Finally, we also have observed a group of ScDlx2-expressing cells continuous with the subpallium in the marginal zone of the TPa region (arrows Figure 1F′). As discussed above, since Dlx and Otp expression are the result of different developmental processes we interpret that these cells migrate tangentially. Of note, at later stages and in an equivalent position, ScDlx2-expressing cells form a continuous string between the ScDlx2/5 expressing subpallium and the TSPa domain suggesting the existence of a telencephalic-hypothalamic stream (arrowheads in Figure 1I; see Figure 6B). Interestingly, Tripodi et al. (2004) and Shimogori et al. (2010) respectively detected COUP-TF-expressing and Foxg1-expressing cells likely emanating from the ventral telencephalon into the anterior hypothalamus. Furthermore, one of the migrating streams described by Tripodi et al. (2004) seems to course from the subpallium to the suprachiasmatic region (equivalent to the SPa) through the marginal anterior hypothalamus (equivalent to the Pa) resembling what we observed in the shark (see their Figure 6B). Thus, the existence of a tangential telencephalic-hypothalamic stream could be conserved among vertebrates similarly to other migrations that have been recently identified in the telencephalon of the shark (Quintana-Urzainqui et al., 2015).

Alternative Interpretations of the Alar Hypothalamus

In a previous work, we defined the HTB based on the complementary expression of ScOtp and ScFoxg1a and the HDB based on the complementary expression of ScOtp and ScTbr1 (see Santos-Durán et al., 2015).
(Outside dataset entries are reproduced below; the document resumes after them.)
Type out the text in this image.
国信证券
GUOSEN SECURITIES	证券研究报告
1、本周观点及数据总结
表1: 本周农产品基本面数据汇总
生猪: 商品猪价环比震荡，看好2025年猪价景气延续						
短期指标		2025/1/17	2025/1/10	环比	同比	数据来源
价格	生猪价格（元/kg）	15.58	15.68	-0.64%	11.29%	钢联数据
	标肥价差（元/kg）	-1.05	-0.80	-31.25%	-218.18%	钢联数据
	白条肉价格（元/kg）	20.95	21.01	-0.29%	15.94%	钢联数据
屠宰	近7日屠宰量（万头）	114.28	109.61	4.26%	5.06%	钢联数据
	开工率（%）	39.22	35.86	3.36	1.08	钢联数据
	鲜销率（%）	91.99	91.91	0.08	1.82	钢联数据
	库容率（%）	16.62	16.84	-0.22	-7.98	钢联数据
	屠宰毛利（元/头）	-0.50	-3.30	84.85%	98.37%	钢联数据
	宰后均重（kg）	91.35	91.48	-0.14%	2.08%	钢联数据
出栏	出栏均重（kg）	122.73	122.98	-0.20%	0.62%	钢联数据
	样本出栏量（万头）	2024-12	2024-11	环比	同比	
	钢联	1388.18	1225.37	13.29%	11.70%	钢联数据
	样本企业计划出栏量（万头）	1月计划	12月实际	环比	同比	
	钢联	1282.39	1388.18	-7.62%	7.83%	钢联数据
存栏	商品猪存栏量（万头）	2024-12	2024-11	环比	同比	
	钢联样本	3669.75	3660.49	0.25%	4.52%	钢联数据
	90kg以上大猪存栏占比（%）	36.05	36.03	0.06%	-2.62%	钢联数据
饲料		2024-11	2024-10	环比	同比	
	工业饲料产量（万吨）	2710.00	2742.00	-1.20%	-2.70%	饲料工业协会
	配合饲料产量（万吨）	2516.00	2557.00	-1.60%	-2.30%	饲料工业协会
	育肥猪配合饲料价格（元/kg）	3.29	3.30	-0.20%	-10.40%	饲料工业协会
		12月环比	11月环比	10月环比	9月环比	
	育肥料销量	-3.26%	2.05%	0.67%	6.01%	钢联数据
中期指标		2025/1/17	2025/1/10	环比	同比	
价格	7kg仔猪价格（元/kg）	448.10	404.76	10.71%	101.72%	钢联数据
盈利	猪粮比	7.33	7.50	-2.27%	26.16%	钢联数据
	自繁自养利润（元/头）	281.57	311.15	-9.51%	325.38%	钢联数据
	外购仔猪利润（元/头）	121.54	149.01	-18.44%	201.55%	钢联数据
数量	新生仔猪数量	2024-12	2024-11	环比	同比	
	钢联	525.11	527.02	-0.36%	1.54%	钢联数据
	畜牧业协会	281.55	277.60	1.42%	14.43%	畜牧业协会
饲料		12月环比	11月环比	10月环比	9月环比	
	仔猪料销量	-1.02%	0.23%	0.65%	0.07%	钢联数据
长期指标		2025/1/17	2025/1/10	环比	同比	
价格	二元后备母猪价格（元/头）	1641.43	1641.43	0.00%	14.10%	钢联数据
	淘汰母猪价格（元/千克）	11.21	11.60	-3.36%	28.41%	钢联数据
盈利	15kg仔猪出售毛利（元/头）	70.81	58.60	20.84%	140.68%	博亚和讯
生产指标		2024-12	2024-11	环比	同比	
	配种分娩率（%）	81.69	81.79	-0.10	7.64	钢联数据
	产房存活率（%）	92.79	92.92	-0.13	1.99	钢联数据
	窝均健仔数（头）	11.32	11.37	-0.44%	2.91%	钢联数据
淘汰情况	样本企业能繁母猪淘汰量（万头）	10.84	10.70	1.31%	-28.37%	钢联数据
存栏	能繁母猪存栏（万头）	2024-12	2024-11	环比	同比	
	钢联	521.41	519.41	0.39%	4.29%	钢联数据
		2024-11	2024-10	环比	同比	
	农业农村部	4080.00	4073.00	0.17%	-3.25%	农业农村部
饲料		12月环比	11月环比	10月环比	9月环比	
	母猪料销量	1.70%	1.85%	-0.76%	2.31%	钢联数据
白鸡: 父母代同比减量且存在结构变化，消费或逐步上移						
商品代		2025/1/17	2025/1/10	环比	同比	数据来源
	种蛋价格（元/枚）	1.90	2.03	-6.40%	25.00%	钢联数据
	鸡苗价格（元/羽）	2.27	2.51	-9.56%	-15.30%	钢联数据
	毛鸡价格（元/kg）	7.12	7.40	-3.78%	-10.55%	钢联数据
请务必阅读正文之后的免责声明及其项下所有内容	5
Here, we show that additional developmental control genes can also define these borders. The abutted expression of ScOtp in the hypothalamus with ScDlx2/5 in the subpallium and ScTbr1/ScLhx9 in the pallium outlines the HTB (Figures 5A,B). The HDB can be also sketched based on the expression of ScOtp in the hypothalamus abutting ScLhx9 or ScLhx5 in the alar p3 (Figures 5A,B). These results further support the genoarchitectonic subdivisions proposed by the prosomeric model.

However, an alternative interpretation of these data could yield different conclusions concerning the HTB, the HDB and the genoarchitectonic organization of the alar and rostral-most prosencephalon. Firstly, although the abutted expression of Foxg1/Otp is assumed to define the HTB, Foxg1 has also been described beyond the telencephalic stalk (Pratt et al., 2004; Affaticati et al., 2015; Santos-Durán et al., 2015) questioning its telencephalon-restricted identity and thus the existence of the HTB at this place. Besides, in Foxg1 null mutant mice the ventral, but not the dorsal, telencephalon is lost (Xuan et al., 1995; Martynoga et al., 2005), which suggests it is required for the development of the subpallium but maybe not for the whole telencephalon.

In this line of thought, the continuous ventricular expression of Pax6 and Neurog2 through the alar hypothalamus, pallium and rostral diencephalon (Figure 5A; see also Stoykova et al., 1996; Osório et al., 2010) also questions the expression of Foxg1 defining the HTB and also the HDB. Strikingly, the fact that in the updated prosomeric model neither the Pa nor the HTB reach the HDB at the roof plate (see Figure 8.5B in Puelles et al., 2012), implicitly supports a continuity between hypothalamus, pallium and rostral diencephalon.

Besides, having taken into account data from mouse lacking neural Shh (Szabó et al., 2009), the continuous expression of Lhx5 through the Pa-rostral diencephalon (PThE) and the continuous lack of Dlx2 through the SPa-rostral diencephalon (excepting PThE) suggest: (i) a continuum between the alar hypothalamus and the alar rostral diencephalon; (ii) a dorso-ventral organization of this territory into Pax6 (dorsal) and Dlx2 (ventral) domains; and (iii) the lack of the HDB.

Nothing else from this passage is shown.